You forget that many of us do not even have family to turn to when we are at our most desperate.
You forget that the leaders of our own community have told us that it is not time for us to have rights, that it is not pragmatic for us to be considered worthy of the same respect as other human beings.
You forget that in our own circles, it is considered a negative thing to be too flamboyant. You forget the way our pride parades have been derided by our own community. You forget the scorn heaped upon drag queens by other gay men. You forget the fear to be seen in public with a friend who is considered too open, too queer.

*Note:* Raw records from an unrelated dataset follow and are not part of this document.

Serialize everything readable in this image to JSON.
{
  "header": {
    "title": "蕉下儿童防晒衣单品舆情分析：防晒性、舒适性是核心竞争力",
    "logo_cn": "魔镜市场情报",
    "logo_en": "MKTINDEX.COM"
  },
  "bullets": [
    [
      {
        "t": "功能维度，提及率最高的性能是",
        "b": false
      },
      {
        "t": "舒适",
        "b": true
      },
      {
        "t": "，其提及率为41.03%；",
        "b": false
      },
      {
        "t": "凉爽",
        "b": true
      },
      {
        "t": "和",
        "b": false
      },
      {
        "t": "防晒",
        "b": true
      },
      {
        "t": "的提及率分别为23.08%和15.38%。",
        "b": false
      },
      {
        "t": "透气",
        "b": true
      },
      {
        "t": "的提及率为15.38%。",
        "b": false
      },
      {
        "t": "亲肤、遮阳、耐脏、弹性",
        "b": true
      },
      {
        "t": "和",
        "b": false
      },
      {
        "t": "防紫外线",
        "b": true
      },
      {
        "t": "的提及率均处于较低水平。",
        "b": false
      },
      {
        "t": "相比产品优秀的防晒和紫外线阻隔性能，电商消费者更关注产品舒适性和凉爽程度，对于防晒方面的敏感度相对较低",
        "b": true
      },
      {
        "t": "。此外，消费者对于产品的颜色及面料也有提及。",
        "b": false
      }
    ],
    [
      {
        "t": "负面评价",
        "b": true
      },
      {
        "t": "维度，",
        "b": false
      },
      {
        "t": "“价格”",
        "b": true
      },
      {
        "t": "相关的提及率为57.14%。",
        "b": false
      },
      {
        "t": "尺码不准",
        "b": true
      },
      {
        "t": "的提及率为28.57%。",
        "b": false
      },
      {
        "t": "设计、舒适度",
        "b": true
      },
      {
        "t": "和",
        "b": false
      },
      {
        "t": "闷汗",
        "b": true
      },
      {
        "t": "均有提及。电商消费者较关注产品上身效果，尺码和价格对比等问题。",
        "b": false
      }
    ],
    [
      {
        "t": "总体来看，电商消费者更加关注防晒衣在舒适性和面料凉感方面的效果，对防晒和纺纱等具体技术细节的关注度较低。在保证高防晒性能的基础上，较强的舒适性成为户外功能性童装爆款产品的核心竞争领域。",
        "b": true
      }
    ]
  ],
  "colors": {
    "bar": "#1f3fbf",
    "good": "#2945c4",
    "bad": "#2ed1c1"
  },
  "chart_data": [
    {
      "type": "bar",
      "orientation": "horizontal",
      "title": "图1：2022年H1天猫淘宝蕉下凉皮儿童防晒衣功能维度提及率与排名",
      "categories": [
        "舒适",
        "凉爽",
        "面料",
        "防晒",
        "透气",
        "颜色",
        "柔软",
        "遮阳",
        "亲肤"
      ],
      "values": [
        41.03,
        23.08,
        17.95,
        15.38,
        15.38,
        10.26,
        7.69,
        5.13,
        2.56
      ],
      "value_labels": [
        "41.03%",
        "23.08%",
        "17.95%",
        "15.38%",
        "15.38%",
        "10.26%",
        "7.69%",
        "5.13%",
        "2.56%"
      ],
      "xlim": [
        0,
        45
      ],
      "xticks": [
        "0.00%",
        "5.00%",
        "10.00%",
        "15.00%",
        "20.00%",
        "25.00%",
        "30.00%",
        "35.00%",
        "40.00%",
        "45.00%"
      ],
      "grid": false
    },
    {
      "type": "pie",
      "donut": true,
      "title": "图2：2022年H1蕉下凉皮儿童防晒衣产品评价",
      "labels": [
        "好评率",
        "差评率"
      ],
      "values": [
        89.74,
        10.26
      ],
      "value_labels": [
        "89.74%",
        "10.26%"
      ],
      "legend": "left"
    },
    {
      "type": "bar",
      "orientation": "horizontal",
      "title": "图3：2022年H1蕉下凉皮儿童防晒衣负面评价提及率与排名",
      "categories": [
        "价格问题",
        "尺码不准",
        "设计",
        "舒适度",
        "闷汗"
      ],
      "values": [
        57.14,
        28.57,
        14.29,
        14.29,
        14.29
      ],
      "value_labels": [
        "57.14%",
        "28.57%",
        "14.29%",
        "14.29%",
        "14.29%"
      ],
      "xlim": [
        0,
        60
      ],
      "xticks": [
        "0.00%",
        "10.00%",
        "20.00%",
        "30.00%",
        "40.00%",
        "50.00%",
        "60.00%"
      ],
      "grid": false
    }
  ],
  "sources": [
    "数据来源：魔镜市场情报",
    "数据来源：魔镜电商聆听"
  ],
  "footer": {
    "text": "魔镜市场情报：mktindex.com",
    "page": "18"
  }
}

You forget the way it seeps into the minds of transgender people, too. You forget the way a transsexual will shout that she is not a crossdresser, as if there were something wrong with that. You forget the catty names we call each other if we don’t “pass”.
You forget how many of us take our own lives every year.
You forget because the noise is always there, a constant drone in the background. Every newspaper piece that calls a transwoman “he” instead of “she”. Every talk show host who spends an hour talking about our genitals. Every childish taunt about “looking like a tranny”. Every transperson who talks about themselves as “true” transsexuals. Every activist and politician who tells us “now is not the time”.
You forget too, how easy it is to kill a person of color, with myths about “gangstas” and lies about immigrants. You forget how easy it is to kill a person living in poverty, cutting off her welfare because she is supposedly being paid to breed. You forget how easy it is to kill a sex worker, with sex-shaming language, slinging about slurs like “hooker” and “whore”.
You forget the message hidden inside every single one of those statements.
“You are less than I am. You are not worthy of the rights and respect that I am worthy of.
“You are not human.”
It is very easy to kill something that you do not see as human.
It is very easy to kill a transperson.